I am told by the people who know, that if you want to study philosophy, theology, music, engineering, then knowing something about the German language is a great help.  The works of Goethe and Schiller are universally recognised as great literature.  Then there’s Hegel and Marx. Röntgen discovered the X-Ray. And what about the Augustinian friar from Eisleben, church reformer, Martin Luther?
The current German climate minister Robert Habeck is a well known German writer and translator of English poetry into German.

I have never understood how a country that has been known as the land of ‘Dichter und Denker’, the land of poets and thinkers, could have ever allowed Hitler to happen. Indeed, it is a perpetual warning for all of us.

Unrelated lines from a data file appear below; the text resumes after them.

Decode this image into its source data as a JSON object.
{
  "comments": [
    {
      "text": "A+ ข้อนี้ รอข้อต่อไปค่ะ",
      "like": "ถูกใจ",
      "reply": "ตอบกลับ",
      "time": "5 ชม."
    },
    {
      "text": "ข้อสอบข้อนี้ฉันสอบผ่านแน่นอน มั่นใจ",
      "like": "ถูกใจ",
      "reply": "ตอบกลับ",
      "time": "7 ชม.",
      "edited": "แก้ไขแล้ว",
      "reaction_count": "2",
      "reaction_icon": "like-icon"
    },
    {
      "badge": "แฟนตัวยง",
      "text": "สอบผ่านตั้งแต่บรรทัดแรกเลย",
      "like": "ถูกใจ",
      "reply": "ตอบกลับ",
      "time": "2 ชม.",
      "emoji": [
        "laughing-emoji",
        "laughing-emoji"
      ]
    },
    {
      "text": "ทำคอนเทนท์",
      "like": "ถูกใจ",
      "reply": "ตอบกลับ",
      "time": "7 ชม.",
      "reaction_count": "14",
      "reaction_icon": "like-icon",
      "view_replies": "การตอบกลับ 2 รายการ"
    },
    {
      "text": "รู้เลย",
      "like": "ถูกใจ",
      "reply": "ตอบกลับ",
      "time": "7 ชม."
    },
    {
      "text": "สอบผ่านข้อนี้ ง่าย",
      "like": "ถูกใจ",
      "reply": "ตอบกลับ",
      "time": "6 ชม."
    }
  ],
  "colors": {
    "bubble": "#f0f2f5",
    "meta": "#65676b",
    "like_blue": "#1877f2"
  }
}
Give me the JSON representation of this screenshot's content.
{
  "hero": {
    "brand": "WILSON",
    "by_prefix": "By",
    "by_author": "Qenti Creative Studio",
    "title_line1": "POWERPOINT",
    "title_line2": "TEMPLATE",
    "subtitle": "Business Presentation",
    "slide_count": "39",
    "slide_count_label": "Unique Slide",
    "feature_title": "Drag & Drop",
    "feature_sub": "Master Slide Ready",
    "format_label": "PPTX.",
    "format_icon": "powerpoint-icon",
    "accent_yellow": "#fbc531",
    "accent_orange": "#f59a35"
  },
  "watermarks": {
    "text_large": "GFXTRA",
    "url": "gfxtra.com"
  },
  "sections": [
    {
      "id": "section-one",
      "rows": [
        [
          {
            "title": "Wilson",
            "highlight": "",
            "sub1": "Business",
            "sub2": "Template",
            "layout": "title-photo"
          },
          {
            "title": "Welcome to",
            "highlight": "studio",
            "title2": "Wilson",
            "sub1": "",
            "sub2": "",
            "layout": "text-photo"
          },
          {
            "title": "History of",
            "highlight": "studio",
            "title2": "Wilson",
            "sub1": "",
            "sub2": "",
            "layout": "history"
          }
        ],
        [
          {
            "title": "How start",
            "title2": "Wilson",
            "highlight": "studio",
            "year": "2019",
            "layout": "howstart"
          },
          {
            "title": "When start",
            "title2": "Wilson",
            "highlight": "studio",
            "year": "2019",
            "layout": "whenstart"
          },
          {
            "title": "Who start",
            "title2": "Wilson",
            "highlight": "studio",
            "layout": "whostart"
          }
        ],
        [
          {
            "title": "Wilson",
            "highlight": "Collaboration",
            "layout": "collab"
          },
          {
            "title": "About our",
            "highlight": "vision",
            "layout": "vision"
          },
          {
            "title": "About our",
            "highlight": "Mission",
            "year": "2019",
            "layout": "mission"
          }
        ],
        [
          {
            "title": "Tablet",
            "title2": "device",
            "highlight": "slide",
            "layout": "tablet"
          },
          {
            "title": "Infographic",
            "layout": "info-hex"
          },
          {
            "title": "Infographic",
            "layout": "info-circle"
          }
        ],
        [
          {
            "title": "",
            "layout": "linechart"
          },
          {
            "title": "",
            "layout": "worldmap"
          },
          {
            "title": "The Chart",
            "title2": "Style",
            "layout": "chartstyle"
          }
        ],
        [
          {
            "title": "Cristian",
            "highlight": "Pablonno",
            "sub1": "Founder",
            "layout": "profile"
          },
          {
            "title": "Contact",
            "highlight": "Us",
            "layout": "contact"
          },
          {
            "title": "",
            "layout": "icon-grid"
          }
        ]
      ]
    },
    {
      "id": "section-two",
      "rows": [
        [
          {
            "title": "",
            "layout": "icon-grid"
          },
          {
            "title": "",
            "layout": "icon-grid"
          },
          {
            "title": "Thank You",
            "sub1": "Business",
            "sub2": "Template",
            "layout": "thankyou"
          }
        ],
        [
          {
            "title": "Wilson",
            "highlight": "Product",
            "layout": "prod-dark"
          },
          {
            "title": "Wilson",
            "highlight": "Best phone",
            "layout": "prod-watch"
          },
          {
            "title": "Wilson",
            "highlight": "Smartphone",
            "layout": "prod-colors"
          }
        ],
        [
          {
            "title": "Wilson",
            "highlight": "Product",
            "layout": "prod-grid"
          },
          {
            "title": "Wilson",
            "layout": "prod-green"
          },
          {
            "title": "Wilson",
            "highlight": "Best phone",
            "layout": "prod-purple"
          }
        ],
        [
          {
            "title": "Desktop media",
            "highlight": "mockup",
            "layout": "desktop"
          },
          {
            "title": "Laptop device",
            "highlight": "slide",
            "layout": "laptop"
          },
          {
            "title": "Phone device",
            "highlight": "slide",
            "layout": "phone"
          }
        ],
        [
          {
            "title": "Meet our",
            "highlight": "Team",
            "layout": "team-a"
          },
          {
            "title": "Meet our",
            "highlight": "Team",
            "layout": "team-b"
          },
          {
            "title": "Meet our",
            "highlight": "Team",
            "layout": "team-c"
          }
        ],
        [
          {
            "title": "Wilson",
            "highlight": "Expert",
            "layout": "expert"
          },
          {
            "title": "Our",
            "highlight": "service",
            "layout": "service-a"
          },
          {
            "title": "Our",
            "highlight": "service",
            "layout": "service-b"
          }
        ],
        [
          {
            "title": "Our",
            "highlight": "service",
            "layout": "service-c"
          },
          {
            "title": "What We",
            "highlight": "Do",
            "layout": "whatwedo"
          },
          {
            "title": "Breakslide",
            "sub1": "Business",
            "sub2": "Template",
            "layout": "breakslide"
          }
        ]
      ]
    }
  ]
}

It so happens that on this day, February 2nd 1943, the Germans surrendered to the Red Army at Stalingrad, now Volgograd.  The five month battle cost close to two million lives.  It was the first major defeat for Hitler's army and indeed is now recognised as a significant turning point in World War II.  Russia has always felt that the West has never appreciated the importance of what happened on the River Volga and the sacrifice made by its people.
As the current Ukranian-Russian crisis unfolds, it is interesting to watch how Germany is reacting.
Because of Hitler and the terrible atrocities committed by the Germans on Ukrainian and Russian soil, the country is today feeling profoundly vexed and nervous, asking how it can now help the grandchildren and great grandchildren of those it brutalised and murdered. Today’s Germany is a bulwark of democracy and a country that abides by the rule of law.